Sunday, September 7, 2008

3-Brandon: Crucifixión


Art is beauty. Beauty is Art. As such it is the subjective nature of creation and existence that makes art, not intention or historical significance or anything else (Note: This is not to say that a historical event cannot be beautiful & add artistic value value to one's life, in example).
Crucifixión, or Corpus Hypercubicus, is a piece by my personal favorite artist, Salvador Dalí done in 1954. The reason the piece is so meaningful to me is the personal significance it holds. Dalí had worked with Professor Thomas Banchoff, one of my favorite authors and a math professor I will be taking a course with next semester at Brown, who is widely regarded (and to which point I hold true as well) as one of the greatest portrayers of geometrical beauty, particularly dealing with higher dimensions in the world. This piece portrays Christ on an unfolded hypercube in three-space. I was also thinking of putting up the Klein bottle or Koch snowflake as ideas that truly fascinate me.
In the end, I guess beauty lies in the eye of the beholder.

4 comments:

brownfoundations said...

I know is pretty tangential to what you wrote, but the first thing you said about beauty being art and art beauty... it reminded me of Keats' famous line: "Beauty is truth, truth beauty."
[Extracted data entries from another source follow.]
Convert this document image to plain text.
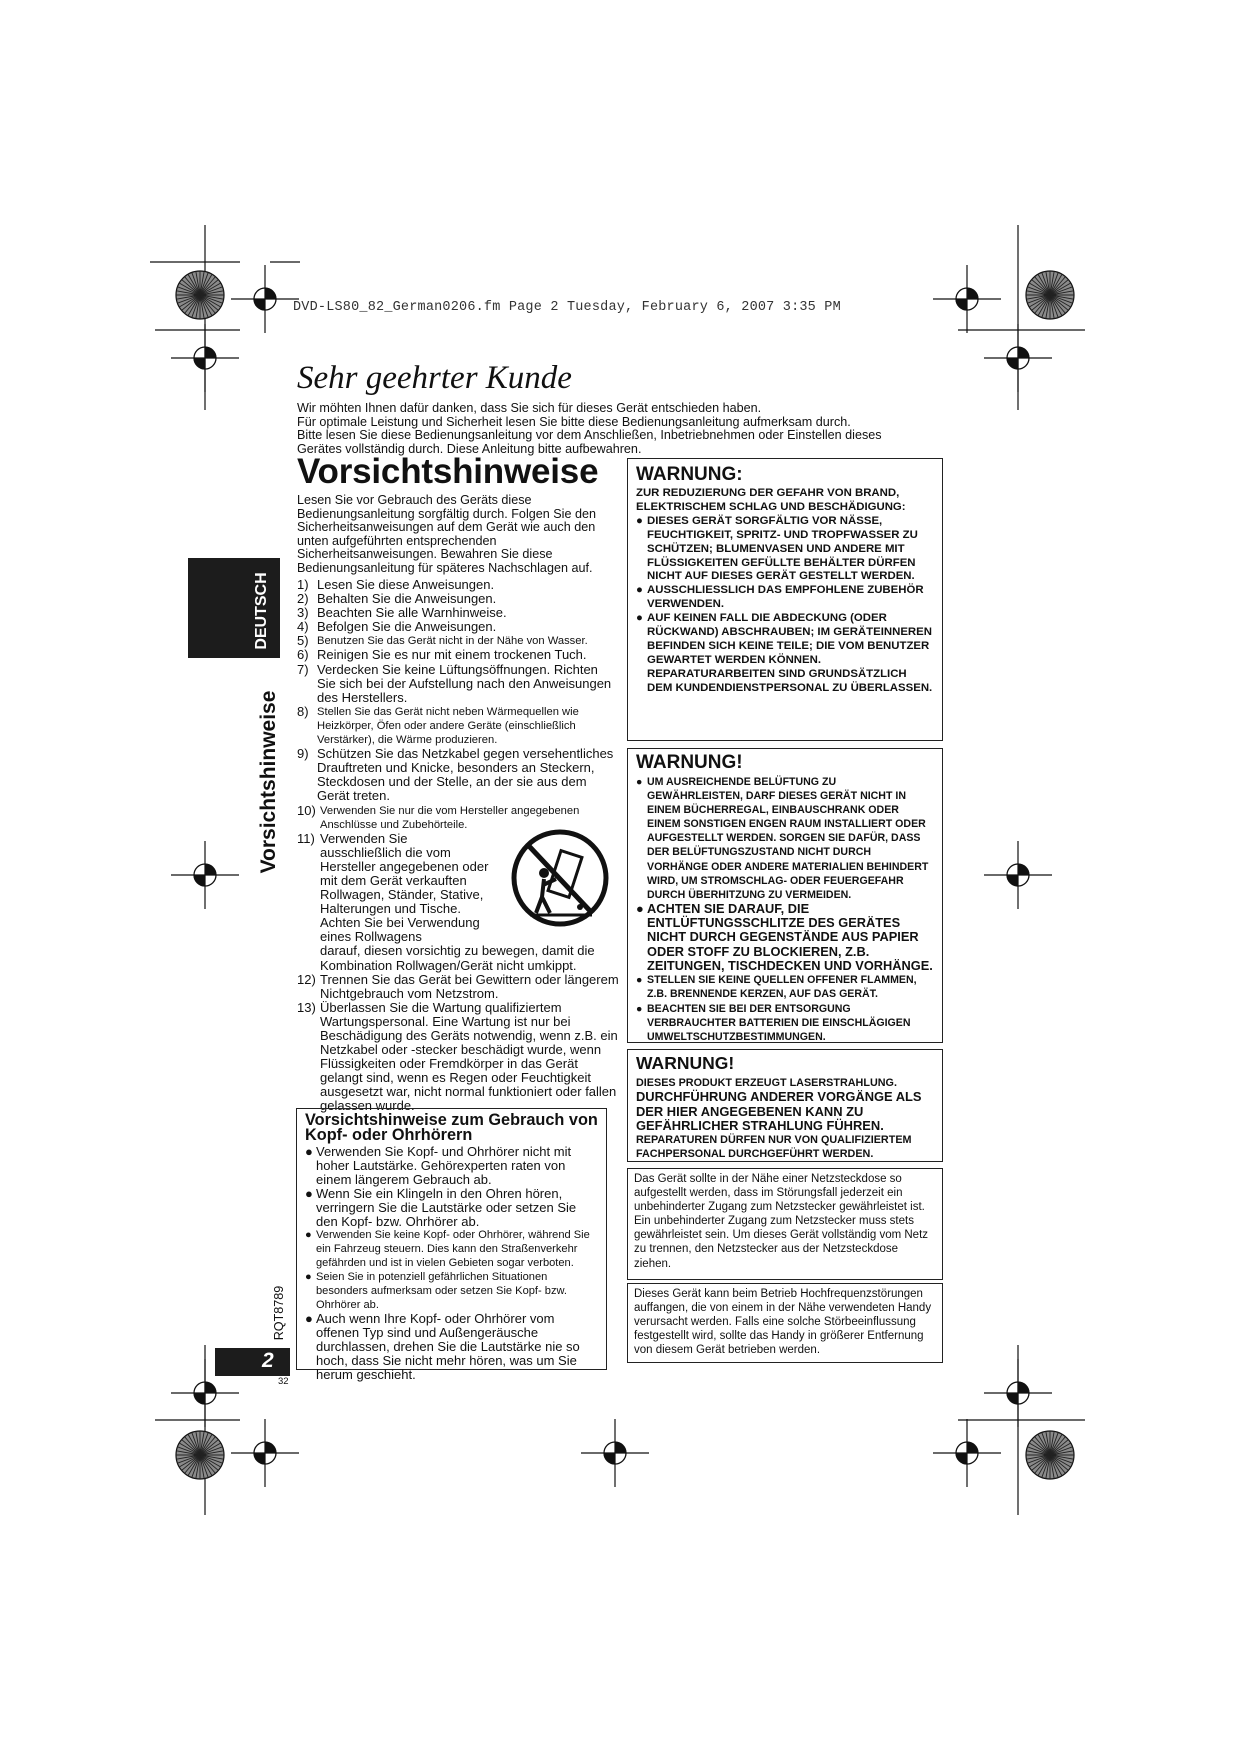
DVD-LS80_82_German0206.fm Page 2 Tuesday, February 6, 2007 3:35 PM
Sehr geehrter Kunde
Wir möhten Ihnen dafür danken, dass Sie sich für dieses Gerät entschieden haben.
Für optimale Leistung und Sicherheit lesen Sie bitte diese Bedienungsanleitung aufmerksam durch.
Bitte lesen Sie diese Bedienungsanleitung vor dem Anschließen, Inbetriebnehmen oder Einstellen dieses
Gerätes vollständig durch. Diese Anleitung bitte aufbewahren.
Vorsichtshinweise
Lesen Sie vor Gebrauch des Geräts diese Bedienungsanleitung sorgfältig durch. Folgen Sie den Sicherheitsanweisungen auf dem Gerät wie auch den unten aufgeführten entsprechenden Sicherheitsanweisungen. Bewahren Sie diese Bedienungsanleitung für späteres Nachschlagen auf.
1) Lesen Sie diese Anweisungen.
2) Behalten Sie die Anweisungen.
3) Beachten Sie alle Warnhinweise.
4) Befolgen Sie die Anweisungen.
5) Benutzen Sie das Gerät nicht in der Nähe von Wasser.
6) Reinigen Sie es nur mit einem trockenen Tuch.
7) Verdecken Sie keine Lüftungsöffnungen. Richten Sie sich bei der Aufstellung nach den Anweisungen des Herstellers.
8) Stellen Sie das Gerät nicht neben Wärmequellen wie Heizkörper, Öfen oder andere Geräte (einschließlich Verstärker), die Wärme produzieren.
9) Schützen Sie das Netzkabel gegen versehentliches Drauftreten und Knicke, besonders an Steckern, Steckdosen und der Stelle, an der sie aus dem Gerät treten.
10) Verwenden Sie nur die vom Hersteller angegebenen Anschlüsse und Zubehörteile.
11) Verwenden Sie ausschließlich die vom Hersteller angegebenen oder mit dem Gerät verkauften Rollwagen, Ständer, Stative, Halterungen und Tische. Achten Sie bei Verwendung eines Rollwagens
darauf, diesen vorsichtig zu bewegen, damit die Kombination Rollwagen/Gerät nicht umkippt.
12) Trennen Sie das Gerät bei Gewittern oder längerem Nichtgebrauch vom Netzstrom.
13) Überlassen Sie die Wartung qualifiziertem Wartungspersonal. Eine Wartung ist nur bei Beschädigung des Geräts notwendig, wenn z.B. ein Netzkabel oder -stecker beschädigt wurde, wenn Flüssigkeiten oder Fremdkörper in das Gerät gelangt sind, wenn es Regen oder Feuchtigkeit ausgesetzt war, nicht normal funktioniert oder fallen gelassen wurde.
DEUTSCH
Vorsichtshinweise
RQT8789
2
32
Vorsichtshinweise zum Gebrauch von Kopf- oder Ohrhörern
● Verwenden Sie Kopf- und Ohrhörer nicht mit hoher Lautstärke. Gehörexperten raten von einem längerem Gebrauch ab.
● Wenn Sie ein Klingeln in den Ohren hören, verringern Sie die Lautstärke oder setzen Sie den Kopf- bzw. Ohrhörer ab.
● Verwenden Sie keine Kopf- oder Ohrhörer, während Sie ein Fahrzeug steuern. Dies kann den Straßenverkehr gefährden und ist in vielen Gebieten sogar verboten.
● Seien Sie in potenziell gefährlichen Situationen besonders aufmerksam oder setzen Sie Kopf- bzw. Ohrhörer ab.
● Auch wenn Ihre Kopf- oder Ohrhörer vom offenen Typ sind und Außengeräusche durchlassen, drehen Sie die Lautstärke nie so hoch, dass Sie nicht mehr hören, was um Sie herum geschieht.
WARNUNG:
ZUR REDUZIERUNG DER GEFAHR VON BRAND, ELEKTRISCHEM SCHLAG UND BESCHÄDIGUNG:
● DIESES GERÄT SORGFÄLTIG VOR NÄSSE, FEUCHTIGKEIT, SPRITZ- UND TROPFWASSER ZU SCHÜTZEN; BLUMENVASEN UND ANDERE MIT FLÜSSIGKEITEN GEFÜLLTE BEHÄLTER DÜRFEN NICHT AUF DIESES GERÄT GESTELLT WERDEN.
● AUSSCHLIESSLICH DAS EMPFOHLENE ZUBEHÖR VERWENDEN.
● AUF KEINEN FALL DIE ABDECKUNG (ODER RÜCKWAND) ABSCHRAUBEN; IM GERÄTEINNEREN BEFINDEN SICH KEINE TEILE; DIE VOM BENUTZER GEWARTET WERDEN KÖNNEN. REPARATURARBEITEN SIND GRUNDSÄTZLICH DEM KUNDENDIENSTPERSONAL ZU ÜBERLASSEN.
WARNUNG!
● UM AUSREICHENDE BELÜFTUNG ZU GEWÄHRLEISTEN, DARF DIESES GERÄT NICHT IN EINEM BÜCHERREGAL, EINBAUSCHRANK ODER EINEM SONSTIGEN ENGEN RAUM INSTALLIERT ODER AUFGESTELLT WERDEN. SORGEN SIE DAFÜR, DASS DER BELÜFTUNGSZUSTAND NICHT DURCH VORHÄNGE ODER ANDERE MATERIALIEN BEHINDERT WIRD, UM STROMSCHLAG- ODER FEUERGEFAHR DURCH ÜBERHITZUNG ZU VERMEIDEN.
● ACHTEN SIE DARAUF, DIE ENTLÜFTUNGSSCHLITZE DES GERÄTES NICHT DURCH GEGENSTÄNDE AUS PAPIER ODER STOFF ZU BLOCKIEREN, Z.B. ZEITUNGEN, TISCHDECKEN UND VORHÄNGE.
● STELLEN SIE KEINE QUELLEN OFFENER FLAMMEN, Z.B. BRENNENDE KERZEN, AUF DAS GERÄT.
● BEACHTEN SIE BEI DER ENTSORGUNG VERBRAUCHTER BATTERIEN DIE EINSCHLÄGIGEN UMWELTSCHUTZBESTIMMUNGEN.
WARNUNG!
DIESES PRODUKT ERZEUGT LASERSTRAHLUNG.
DURCHFÜHRUNG ANDERER VORGÄNGE ALS DER HIER ANGEGEBENEN KANN ZU GEFÄHRLICHER STRAHLUNG FÜHREN.
REPARATUREN DÜRFEN NUR VON QUALIFIZIERTEM FACHPERSONAL DURCHGEFÜHRT WERDEN.
Das Gerät sollte in der Nähe einer Netzsteckdose so aufgestellt werden, dass im Störungsfall jederzeit ein unbehinderter Zugang zum Netzstecker gewährleistet ist. Ein unbehinderter Zugang zum Netzstecker muss stets gewährleistet sein. Um dieses Gerät vollständig vom Netz zu trennen, den Netzstecker aus der Netzsteckdose ziehen.
Dieses Gerät kann beim Betrieb Hochfrequenzstörungen auffangen, die von einem in der Nähe verwendeten Handy verursacht werden. Falls eine solche Störbeeinflussung festgestellt wird, sollte das Handy in größerer Entfernung von diesem Gerät betrieben werden.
It made me wonder, is art truth? Philosophical truth? Experiential truth?

-Becca

brownfoundations said...

I agree that art does not need to have intention as long as it has meaning. You're statement reminded me of the discussion we had regarding the broken glass bottle being art. Even if its creation was accidental, it can still be art if it affects its viewers on a personal level, just like Dali's piece holds personal significance to you.

-Kaori

brownfoundations said...

I had no idea about Professor Banchoff's association with Dali. That's really interesting, and I'd love to learn more about that. It seems natural for Dali to find beauty in geometry. Math seems to exist in a surreal other dimension, and it lends itself well to that style. As a undecided/former math concentrator, I love math for its beauty. Forms of math are so perfect and perfectly complex. I think I'm interested in exploring that further this semester.

brownfoundations said...

Sometimes, good art can be ugly though, no? As long as it strikes you as something.(this should be familiar http://dailybiz.files.wordpress.com/2008/01/the-scream.jpg)
Mathematics is beautiful though, I completely agree.